Experimental evidences of a current-biased Josephson junction device can be worked as a macroscopic 'Boson' or 'Fermion' and the combination

According to the statistical distribution laws, all the elementary particles in the real 3+1-dimensional world must and only be chosen as either bosons or fermions, without exception and not both. Here, we experimentally verified that a quantized current-biased Josephson junction (CBJJ), as an artificial macroscopic "particle", can be served as either boson or fermion, depending on its biased dc-current. By using the high vacuum two-angle electron beam evaporations, we fabricated the CBJJ devices and calibrated their physical parameters by applying low-frequency signal drivings. The microwave transmission characteristics of the fabricated CBJJ devices are analyzed by using the input-output theory and measured at 50mK temperature environment under low power limit.
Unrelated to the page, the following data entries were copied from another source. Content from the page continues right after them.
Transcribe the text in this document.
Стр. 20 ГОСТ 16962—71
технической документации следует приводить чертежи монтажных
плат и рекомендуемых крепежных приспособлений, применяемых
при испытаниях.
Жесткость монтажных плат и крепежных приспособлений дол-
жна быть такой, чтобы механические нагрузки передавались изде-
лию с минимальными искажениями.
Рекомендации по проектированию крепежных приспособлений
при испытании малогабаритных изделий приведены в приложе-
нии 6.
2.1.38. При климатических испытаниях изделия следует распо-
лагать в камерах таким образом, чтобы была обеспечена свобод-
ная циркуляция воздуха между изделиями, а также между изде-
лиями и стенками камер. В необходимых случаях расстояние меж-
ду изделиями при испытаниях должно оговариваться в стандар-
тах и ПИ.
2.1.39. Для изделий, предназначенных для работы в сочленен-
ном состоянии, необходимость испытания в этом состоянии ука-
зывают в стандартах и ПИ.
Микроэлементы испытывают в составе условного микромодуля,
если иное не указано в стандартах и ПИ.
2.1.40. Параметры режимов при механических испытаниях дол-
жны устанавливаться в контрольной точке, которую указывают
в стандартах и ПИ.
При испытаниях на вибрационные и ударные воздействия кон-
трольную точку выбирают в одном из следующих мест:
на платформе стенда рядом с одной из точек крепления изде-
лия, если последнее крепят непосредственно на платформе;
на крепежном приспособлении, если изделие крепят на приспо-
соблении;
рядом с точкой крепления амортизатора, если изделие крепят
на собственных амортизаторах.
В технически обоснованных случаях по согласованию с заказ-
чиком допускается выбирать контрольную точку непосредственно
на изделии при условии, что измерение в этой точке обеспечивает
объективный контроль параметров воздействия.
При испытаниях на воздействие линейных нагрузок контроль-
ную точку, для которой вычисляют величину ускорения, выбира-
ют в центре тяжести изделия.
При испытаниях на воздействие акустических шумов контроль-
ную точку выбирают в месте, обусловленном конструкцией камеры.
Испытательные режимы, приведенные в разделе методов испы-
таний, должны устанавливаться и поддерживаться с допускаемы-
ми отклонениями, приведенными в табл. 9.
The experimental results verify the theoretical predictions, i.e., when the bias current is significantly lower than the critical one of the junction, the device works in a well linear regime and thus works as a harmonic oscillator, i.e., a "boson"; while if the biased current is sufficiently large (especially approaches to its critical current), the device works manifestly in the nonlinear regime and thus can be served as a two-level artificial atom, i.e., a "fermion". Therefore, by adjusting the biased dc-current, the CBJJ device can be effectively switched from the boson-type macroscopic particle to the fermion-type one, and thus may open the new approach of the superconducting quantum device application.